When a certain bit in the lower 32 bits of IA32_MSR_VMX_TRUE_ENTRY_CTLS is 1, the corresponding bit in the VM_ENTRY_CONTROLS register must be 1. When a certain bit in the upper 32 bits of IA32_MSR_VMX_TRUE_ENTRY_CTLS is 0, the corresponding bit in the VM_ENTRY_CONTROLS register must be 0.

ULONG64 VmxAdjustControls(ULONG64 value, ULONG64 msr)
{
    LARGE_INTEGER msrValue;
    msrValue.QuadPart = __readmsr(msr);
    value = (msrValue.LowPart | value) & msrValue.HighPart;
    return value;
}

When first building the framework, there's no need to process other fields. Only the 9th bit needs to be filled in the custom field to enter IA-32e mode. Other bits can be left unset at the beginning. However, this doesn't mean these bits are unimportant. For example, the 2nd bit specifies whether to load the current dr register when entering the virtual machine. Reasonable use of this function may implement some special debugging functions.

void ConfigureVmEntryControls()
{
    ULONG64 vmxBasic = __readmsr(IA32_VMX_BASIC);
    ULONG64 msr = ((vmxBasic >> 55) & 1) ? IA32_MSR_VMX_TRUE_ENTRY_CTLS : IA32_MSR_VMX_ENTRY_CTLS;
    ULONG64 entryControls = VmxAdjustControls(0x200, msr);  // 0x200 enables IA-32e mode
    __vmx_vmwrite(VM_ENTRY_CONTROLS, entryControls);
}

Chapter 3.6.2 of "Processor Virtualization Technology" describes the MSR-load field. These two fields control whether to load the msr register when entering the virtual machine. Here, we don't need to load the msr register when entering the virtual machine because VM exits and entries are frequent. Loading the msr register every time would reduce performance. If we want to intercept or hook the msr register, there are other methods. Therefore, these two fields can be filled with 0.
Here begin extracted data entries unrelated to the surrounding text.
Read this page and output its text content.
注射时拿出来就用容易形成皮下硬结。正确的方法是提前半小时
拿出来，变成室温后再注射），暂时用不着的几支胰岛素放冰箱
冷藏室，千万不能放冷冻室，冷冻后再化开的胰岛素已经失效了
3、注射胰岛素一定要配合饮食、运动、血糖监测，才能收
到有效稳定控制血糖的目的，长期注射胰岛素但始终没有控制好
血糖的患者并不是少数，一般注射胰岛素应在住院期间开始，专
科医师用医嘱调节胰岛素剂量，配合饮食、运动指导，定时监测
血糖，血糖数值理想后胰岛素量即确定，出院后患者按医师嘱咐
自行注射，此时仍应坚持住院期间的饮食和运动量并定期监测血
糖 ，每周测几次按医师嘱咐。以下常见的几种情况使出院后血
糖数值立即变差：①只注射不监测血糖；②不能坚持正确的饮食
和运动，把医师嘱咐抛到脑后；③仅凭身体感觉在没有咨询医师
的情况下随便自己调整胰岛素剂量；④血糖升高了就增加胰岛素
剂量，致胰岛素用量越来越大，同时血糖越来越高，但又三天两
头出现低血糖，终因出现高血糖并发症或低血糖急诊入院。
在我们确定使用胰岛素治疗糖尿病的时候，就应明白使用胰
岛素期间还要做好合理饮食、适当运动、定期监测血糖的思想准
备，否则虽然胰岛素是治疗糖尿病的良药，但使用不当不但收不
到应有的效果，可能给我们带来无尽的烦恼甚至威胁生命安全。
Then we go to the VM_ENTRY_INTR_INFO_FIELD, which is described in Chapter 3.6.3.1. Its general role is that after filling this field according to certain rules, the corresponding interrupt or exception will be triggered after entering the virtual machine. We don't need to use this function for now. If the highest bit is set to 0, this field is considered invalid. Therefore, this field can be filled with 0 directly. When we need to use this function in the future, we can deal with it accordingly.

void InitializeVmEntrySettings()
{
    ConfigureVmEntryControls();
    __vmx_vmwrite(VM_ENTRY_MSR_LOAD_COUNT, 0);
    __vmx_vmwrite(VM_ENTRY_INTR_INFO_FIELD, 0);
}

VM-Exit Controls

The vm-exit control field is very similar to the vm-entry field. It specifies the operations to be performed when exiting the virtual machine. The operations performed during vm-entry and vm-exit can be corresponded. When vm-exit saves the msr register, vm-entry can load the msr register.

In "Section 24.7.1, VM-Exit Controls" describes the filling rules of vm-exit fields. It generally corresponds to the vm-entry filling rules. Two points to note:

The 15th bit (acknowledge interrupt on exit) specifies whether to read and save the interrupt vector number when exiting due to external interrupts. You can fill in 0 or 1 without affecting the use, but to use this saved information in the future, you can fill it with 1, which won't affect performance.
The 22nd bit has a device similar to a timer. However, many CPUs do not support this function. For compatibility, it's recommended not to use this function.

Then we get to the VM-Execution Control fields, which used to set which events to intercept and which not to intercept.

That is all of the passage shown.